God @blueshoes, the contempt dripping off you. You really do revel in bringing the stereotype to life don't you?
If you were to look abroad as a result of progressive changes in education policy, I daresay the country would survive it. AFAIC, it isn't about bringing in astonishingly gifted parents like yourself to state PTAs who will save the failing institution from itself hmm. It's about removing a parallel system that poaches the best teachers. And no I don't blame the teachers. They went into teaching because they want to teach; this is much easier to do well at a private than at a state school (in general, I hasten to add, before all the fantastic state school/shit private school examples start again).
Add a massive salary increase and private company benefits and frankly you'd have to be saintly to resist (some teachers are saintly, mind, and stay in state schools because they believe - rightly in my opinion - that the impact they can have there will be of far higher value even though it will be harder to achieve. Like NHS doctors who could be working privately but choose on principle not to, these people are my heroes).
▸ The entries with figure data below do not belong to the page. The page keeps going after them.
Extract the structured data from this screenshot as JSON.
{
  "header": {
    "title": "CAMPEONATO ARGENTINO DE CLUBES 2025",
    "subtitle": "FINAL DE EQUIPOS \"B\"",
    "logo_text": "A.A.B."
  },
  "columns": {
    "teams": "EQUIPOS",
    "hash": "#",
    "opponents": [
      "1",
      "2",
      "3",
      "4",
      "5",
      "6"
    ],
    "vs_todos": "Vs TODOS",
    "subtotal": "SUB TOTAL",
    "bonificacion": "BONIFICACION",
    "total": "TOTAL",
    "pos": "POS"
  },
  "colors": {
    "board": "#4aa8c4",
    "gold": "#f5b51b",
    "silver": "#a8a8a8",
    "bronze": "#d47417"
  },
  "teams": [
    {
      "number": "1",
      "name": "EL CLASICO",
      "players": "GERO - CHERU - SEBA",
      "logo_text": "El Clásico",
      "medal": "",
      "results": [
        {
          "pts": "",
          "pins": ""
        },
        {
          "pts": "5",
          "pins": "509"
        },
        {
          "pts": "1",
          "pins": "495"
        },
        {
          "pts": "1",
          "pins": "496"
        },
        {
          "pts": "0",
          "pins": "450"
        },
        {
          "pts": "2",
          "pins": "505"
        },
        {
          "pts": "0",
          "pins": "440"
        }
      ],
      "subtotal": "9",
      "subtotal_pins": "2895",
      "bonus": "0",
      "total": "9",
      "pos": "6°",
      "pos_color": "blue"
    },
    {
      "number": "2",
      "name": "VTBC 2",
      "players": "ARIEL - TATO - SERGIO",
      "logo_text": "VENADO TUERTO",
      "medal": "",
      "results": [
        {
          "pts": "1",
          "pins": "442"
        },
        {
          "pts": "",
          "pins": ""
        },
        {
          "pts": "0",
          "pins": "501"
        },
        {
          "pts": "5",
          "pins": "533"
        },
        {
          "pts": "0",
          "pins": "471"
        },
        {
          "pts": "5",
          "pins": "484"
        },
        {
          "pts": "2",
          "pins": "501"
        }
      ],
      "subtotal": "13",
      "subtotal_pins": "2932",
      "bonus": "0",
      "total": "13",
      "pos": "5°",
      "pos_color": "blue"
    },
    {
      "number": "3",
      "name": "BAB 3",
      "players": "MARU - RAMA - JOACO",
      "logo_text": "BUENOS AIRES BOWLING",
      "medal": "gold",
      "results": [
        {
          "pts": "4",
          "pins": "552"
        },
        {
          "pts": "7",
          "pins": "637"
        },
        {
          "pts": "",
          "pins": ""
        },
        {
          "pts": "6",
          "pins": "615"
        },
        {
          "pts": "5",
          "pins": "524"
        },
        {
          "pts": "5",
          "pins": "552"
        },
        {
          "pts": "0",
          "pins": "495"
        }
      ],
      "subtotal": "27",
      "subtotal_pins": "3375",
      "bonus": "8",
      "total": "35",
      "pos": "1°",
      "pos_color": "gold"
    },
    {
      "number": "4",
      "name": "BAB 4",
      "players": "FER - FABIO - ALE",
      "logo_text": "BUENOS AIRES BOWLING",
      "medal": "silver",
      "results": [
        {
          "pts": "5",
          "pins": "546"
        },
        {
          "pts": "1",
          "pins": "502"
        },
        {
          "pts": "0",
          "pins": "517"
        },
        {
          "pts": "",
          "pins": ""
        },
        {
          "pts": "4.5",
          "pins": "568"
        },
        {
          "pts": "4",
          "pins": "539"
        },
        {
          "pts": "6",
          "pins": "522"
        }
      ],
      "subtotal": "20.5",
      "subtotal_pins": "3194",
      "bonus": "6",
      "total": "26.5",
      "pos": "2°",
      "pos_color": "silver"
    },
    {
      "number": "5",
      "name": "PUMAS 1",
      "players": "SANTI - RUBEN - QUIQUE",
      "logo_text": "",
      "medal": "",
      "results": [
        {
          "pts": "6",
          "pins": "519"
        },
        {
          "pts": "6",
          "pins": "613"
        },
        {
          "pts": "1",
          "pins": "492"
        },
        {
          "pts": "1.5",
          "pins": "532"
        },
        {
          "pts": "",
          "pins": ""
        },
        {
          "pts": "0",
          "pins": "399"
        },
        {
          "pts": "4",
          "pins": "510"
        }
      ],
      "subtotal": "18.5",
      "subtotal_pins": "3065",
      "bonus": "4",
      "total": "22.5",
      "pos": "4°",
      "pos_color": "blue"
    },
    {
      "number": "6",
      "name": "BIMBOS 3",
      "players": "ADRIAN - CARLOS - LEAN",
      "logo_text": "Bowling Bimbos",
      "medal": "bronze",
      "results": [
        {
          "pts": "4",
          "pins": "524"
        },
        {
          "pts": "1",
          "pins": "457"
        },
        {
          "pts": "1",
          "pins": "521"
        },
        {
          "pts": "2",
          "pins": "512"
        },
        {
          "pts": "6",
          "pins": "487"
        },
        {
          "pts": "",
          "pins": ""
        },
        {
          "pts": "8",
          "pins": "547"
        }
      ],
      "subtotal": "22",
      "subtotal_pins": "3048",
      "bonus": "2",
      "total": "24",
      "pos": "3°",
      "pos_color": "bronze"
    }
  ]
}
It is not necessary to go into stereotypes or namecalling. We are having an adult debate on this thread. Thankfully, my advocacy on behalf of the students is not required in your eyes. I daresay other posters have mentioned engaged parents as one of the benefits of a system that removes choice in education.
The parallel system you described above is exactly the interaction that goes on between the public sector and private sector in all walks of life. Very talented people still work in the public sector, as I am told there are great and better teachers in the state sector. At the risk of stating the obvious, this is a capitalist society. Both sectors will improve from the competition.
Private schools do not enjoy teacher job stability just because a place pays more or has better benefits. People who leave for better pay/benefits/easy life are the ones more likely to job hop anyway and so private schools could be setting themselves up for a high turnover by using such bait.
The quality of teaching is one of the areas I am least satisfied with at dd's private school, though it suits her in other ways. It is the usual churn of teachers, teachers occasionally not turning up for lessons/cover, maternity, leaving part way. Private schools don't have some special respite from the usual HR-type issues in any organisation.
You are not missing out that much in the state school.